For the newbies and non music majors out there, could someone please explain the meaning of the term, syncopation, that we've been throwing around, from a dancer's perspective, please. No need to get too technical musically, unless you just want to.
http://www.ilovemusic.com/syncopat.htm
I went through a similar problem with the term "rhythm", only to finally realize that dancers and musicians apply slightly different definitions to common terms even without realizing it. Same thing with engineers and technicians. For both, current is defined as the flow of electrons in the circuit, but technicians learn "electron current" which is from negative to positive while engineers learn "conventional current" which is from positive to negative. It turns out that Benjamin Franklin, in naming which had a surplus of charge (positive) and which had a deficit of charge (negative) got it wrong, but we didn't discover that until a century later after all the mathematics had been developed, so engineers continue to use conventional current because that makes all the math come out right.

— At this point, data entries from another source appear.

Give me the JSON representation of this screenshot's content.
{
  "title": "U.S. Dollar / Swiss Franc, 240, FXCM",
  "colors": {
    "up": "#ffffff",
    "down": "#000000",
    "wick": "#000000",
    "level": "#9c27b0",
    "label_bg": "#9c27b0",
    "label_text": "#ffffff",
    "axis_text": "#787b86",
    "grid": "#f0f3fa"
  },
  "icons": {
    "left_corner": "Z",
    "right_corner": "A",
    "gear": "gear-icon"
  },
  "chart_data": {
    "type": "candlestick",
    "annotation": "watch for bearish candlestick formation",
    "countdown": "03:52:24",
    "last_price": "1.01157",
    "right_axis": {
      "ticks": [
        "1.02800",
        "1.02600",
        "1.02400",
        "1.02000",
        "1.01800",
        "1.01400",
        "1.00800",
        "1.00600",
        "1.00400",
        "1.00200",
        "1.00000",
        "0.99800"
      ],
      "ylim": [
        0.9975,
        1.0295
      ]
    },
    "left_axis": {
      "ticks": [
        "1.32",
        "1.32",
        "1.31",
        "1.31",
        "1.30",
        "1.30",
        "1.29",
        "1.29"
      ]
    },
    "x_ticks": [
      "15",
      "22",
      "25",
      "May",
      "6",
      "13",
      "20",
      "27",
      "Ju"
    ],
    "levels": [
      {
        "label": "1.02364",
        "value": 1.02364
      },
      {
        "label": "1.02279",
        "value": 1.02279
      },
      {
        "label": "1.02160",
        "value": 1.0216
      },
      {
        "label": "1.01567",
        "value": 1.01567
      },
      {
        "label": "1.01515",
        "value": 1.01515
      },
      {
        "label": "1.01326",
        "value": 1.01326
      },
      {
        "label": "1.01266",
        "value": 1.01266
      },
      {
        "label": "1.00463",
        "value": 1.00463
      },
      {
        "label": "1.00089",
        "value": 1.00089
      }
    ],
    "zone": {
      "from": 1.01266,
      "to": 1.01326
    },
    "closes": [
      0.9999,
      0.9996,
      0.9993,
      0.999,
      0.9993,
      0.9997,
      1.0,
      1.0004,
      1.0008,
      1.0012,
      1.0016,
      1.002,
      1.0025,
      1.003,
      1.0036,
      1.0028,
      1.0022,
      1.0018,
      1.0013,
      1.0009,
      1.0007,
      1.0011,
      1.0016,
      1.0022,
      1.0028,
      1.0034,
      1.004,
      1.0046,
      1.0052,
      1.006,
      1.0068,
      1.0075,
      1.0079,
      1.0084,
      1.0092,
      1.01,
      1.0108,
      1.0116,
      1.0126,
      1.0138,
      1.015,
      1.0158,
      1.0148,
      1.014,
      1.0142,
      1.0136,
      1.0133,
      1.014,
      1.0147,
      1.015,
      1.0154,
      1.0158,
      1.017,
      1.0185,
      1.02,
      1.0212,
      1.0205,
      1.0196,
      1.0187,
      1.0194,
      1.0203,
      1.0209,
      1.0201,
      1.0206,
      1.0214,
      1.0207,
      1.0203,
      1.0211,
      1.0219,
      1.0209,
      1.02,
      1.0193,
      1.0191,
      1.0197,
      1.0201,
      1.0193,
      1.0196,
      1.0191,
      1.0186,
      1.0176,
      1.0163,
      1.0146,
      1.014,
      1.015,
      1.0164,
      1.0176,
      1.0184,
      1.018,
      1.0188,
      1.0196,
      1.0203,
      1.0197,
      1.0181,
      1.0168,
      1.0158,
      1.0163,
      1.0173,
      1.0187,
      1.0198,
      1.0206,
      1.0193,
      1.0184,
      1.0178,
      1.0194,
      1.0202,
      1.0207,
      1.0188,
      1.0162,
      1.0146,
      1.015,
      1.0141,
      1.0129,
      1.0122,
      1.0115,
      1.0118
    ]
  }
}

Similarly, in music "rhythm" talks about dividing up the beats within each measure, while in dance it talks about the basic count of the dance and how that relates to the phrasing of the music, when that phrasing actually applies. Two different concepts, albeit related, though confusing them can result in disaster.
The same with syncopation. As I understand it in music, there is a natural system of strong and weak beats within a measure. In 3/4 time, it's strong weak weak, strong weak weak. In 4/4 time it's Strong weak less-strong weak. In musical syncopation, as I understand it, you divide up the beats so that the normally strong beat is weak, which shifts the stronger beat to where it would have otherwise been weak.
However, in dance syncopation refers to dividing the normal dance rhythm up; eg, swing's 1-2-3&4-5&6 can become and-1-and-2-3&4-5&6, or 1-2&3-4-5&6.
Same words, but with different meanings within different contexts.